August 22, 2010
Cincinnati to Savannah
690 miles
We have been so busy since we arrived back home last weekend, we almost forgot to mention our brush with greatness on the way home from Cincinnati.
At about the time our stomachs started to remind us it was time for lunch, we saw a billboard on I-75 pointing the way to the Birthplace of Kentucky Fried Chicken—Sanders Café and Museum in Corbin, Kentucky.
We were off on a lunchtime adventure.
Harland Sanders had a lot of jobs before he settled down in Corbin in the 1920s to run a gas station along the Dixie Highway, which ran from the Midwest to Florida. An entrepreneur, he soon was selling sandwiches at the service station, then expanding his food service to include a café across the street, and later a motor court next to the café. A historical marker out front proclaims the café the birthplace of Kentucky Fried Chicken, and displays interspersed throughout the restaurant fill in the details of its illustrious history.

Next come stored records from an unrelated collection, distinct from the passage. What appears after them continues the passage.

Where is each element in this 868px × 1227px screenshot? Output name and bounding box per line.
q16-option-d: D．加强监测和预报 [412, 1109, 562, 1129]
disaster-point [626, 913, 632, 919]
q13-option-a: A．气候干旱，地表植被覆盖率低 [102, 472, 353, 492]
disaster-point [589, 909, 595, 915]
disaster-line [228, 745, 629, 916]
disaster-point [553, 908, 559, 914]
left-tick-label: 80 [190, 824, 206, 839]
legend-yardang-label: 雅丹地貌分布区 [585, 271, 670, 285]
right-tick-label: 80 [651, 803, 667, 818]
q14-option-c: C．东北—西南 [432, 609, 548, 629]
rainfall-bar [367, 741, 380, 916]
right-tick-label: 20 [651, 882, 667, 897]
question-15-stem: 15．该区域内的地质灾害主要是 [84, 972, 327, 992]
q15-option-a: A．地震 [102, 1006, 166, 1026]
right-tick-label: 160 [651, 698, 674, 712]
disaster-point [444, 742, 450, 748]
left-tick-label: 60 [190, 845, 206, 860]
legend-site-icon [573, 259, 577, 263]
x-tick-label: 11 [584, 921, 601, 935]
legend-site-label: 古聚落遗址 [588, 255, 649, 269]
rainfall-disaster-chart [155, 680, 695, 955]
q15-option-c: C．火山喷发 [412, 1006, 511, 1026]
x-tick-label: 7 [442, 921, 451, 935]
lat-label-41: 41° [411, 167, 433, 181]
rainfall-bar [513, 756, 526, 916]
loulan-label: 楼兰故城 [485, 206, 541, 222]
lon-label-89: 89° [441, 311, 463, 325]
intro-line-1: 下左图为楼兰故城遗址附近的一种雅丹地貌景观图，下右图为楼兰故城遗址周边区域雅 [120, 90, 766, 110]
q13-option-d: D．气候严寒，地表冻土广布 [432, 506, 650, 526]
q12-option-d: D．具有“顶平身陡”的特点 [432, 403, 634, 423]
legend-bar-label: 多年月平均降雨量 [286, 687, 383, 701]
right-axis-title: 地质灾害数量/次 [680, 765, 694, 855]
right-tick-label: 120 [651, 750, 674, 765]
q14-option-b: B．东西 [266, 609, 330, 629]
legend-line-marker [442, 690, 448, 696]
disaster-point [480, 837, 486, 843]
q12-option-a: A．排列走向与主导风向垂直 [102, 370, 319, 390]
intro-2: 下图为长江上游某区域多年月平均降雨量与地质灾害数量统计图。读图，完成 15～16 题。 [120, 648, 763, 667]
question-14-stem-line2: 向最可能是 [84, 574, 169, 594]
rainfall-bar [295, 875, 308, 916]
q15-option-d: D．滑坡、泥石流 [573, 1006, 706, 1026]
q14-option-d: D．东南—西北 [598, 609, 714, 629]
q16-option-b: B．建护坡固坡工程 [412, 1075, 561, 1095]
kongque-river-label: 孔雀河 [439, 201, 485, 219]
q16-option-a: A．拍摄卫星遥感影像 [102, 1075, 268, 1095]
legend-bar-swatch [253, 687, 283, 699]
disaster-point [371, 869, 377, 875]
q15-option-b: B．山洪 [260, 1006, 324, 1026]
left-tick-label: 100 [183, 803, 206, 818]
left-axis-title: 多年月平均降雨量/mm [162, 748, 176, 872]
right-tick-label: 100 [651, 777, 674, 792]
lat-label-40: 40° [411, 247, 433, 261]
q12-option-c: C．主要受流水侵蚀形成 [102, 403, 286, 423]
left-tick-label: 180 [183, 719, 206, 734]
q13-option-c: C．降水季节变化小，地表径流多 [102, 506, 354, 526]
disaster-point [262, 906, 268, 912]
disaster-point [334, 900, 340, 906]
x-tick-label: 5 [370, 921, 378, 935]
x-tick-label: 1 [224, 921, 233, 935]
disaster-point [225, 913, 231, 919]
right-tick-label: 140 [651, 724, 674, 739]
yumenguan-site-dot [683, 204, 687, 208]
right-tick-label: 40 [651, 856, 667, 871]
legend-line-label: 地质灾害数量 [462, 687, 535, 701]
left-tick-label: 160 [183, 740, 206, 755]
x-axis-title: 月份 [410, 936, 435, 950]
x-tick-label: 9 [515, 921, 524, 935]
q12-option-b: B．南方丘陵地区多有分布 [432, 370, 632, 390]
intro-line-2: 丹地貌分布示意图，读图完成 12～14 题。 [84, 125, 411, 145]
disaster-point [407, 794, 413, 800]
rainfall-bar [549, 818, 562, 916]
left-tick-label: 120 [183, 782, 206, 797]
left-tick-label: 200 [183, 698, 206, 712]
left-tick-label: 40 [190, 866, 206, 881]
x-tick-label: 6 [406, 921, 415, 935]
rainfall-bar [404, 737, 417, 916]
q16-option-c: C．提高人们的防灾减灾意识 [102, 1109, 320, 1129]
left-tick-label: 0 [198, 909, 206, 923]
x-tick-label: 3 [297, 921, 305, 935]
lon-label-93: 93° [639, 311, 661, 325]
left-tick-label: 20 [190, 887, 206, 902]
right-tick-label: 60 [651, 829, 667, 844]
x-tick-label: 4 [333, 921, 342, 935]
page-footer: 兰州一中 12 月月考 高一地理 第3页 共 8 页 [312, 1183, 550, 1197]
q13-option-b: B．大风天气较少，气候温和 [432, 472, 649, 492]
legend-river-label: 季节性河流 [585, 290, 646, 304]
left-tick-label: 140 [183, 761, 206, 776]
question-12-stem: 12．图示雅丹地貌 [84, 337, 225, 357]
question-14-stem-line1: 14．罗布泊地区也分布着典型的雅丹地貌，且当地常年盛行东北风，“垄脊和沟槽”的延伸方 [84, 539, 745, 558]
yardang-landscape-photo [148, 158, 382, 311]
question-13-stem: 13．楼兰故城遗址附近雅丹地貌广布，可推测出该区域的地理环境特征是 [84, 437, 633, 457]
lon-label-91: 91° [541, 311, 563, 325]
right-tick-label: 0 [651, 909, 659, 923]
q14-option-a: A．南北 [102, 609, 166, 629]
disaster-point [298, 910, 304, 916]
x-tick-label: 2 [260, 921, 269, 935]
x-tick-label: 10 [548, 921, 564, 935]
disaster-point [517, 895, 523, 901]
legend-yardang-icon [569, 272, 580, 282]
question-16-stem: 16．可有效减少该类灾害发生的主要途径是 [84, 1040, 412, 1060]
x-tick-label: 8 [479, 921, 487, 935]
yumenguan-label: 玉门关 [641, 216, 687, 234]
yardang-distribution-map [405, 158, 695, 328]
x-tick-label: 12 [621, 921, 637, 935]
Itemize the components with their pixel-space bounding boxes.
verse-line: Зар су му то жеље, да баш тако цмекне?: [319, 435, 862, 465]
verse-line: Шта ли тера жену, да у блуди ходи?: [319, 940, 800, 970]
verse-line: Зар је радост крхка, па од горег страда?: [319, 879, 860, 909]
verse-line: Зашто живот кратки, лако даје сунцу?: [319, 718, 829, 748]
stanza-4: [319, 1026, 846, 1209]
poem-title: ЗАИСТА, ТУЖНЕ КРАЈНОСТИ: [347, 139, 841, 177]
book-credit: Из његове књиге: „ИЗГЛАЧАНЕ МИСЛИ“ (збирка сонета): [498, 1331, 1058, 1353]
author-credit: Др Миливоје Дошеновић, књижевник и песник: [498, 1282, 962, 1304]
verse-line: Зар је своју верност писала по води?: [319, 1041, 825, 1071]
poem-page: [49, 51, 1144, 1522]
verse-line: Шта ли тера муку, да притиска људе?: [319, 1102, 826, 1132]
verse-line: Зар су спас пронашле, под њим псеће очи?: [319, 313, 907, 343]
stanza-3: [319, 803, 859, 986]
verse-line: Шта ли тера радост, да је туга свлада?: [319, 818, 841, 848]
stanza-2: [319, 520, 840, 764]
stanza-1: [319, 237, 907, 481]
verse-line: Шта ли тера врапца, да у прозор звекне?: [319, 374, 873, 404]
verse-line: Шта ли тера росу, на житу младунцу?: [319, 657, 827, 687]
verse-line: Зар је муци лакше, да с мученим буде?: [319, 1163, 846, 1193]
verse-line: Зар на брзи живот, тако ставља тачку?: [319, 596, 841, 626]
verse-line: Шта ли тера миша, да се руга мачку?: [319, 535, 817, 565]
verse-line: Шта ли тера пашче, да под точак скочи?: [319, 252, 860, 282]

Sanders was awarded the honorary title of Kentucky Colonel shortly after he opened Sanders Café in 1935, in recognition of his gastronomic contributions to the state.
I was most impressed with his promotional genius—he recognized that women were the final arbiters in decisions about where to spend the night when families were traveling, so he created an exact replica of an immaculate room from his motor court right inside the restaurant. Women had to walk through the motel room to get to the Ladies Room. The pay phone was also on the other side of the hotel room. Brilliant!
Unfortunately, when I75 was built it bypassed Corbin in 1955, and traffic going by the café and motor court slowed to a trickle. The Colonel almost went broke before he began the next chapter in his entrepreneurial story--going on the road to sell Kentucky Fried Chicken restaurant franchises. By 1960 he had sold 400 franchise units, and his days of worrying about money were far behind him.
Of course we had to dine on some of that finger lickin’ good original recipe fried chicken, since we were eating at its birthplace. Just when we thought lunch couldn’t get any better, in walked the Colonel himself, or a reasonable facsimile thereof. Turned out it was Colonel Bob Thompson, whose business card proclaims him Spokesperson for Kentucky Fried Chicken and Ambassador for the World Chicken Festival.
Tally it up: an offbeat museum, a finger lickin’ good lunch, and an opportunity to shake the hand of a real live celebrity, all in less than an hour. This was road tripping at its finest.
Who knows what further adventures we might have had if we had stayed on Dixie Highway, instead of making our way back to I75 and rushing home without further detours or dalliance.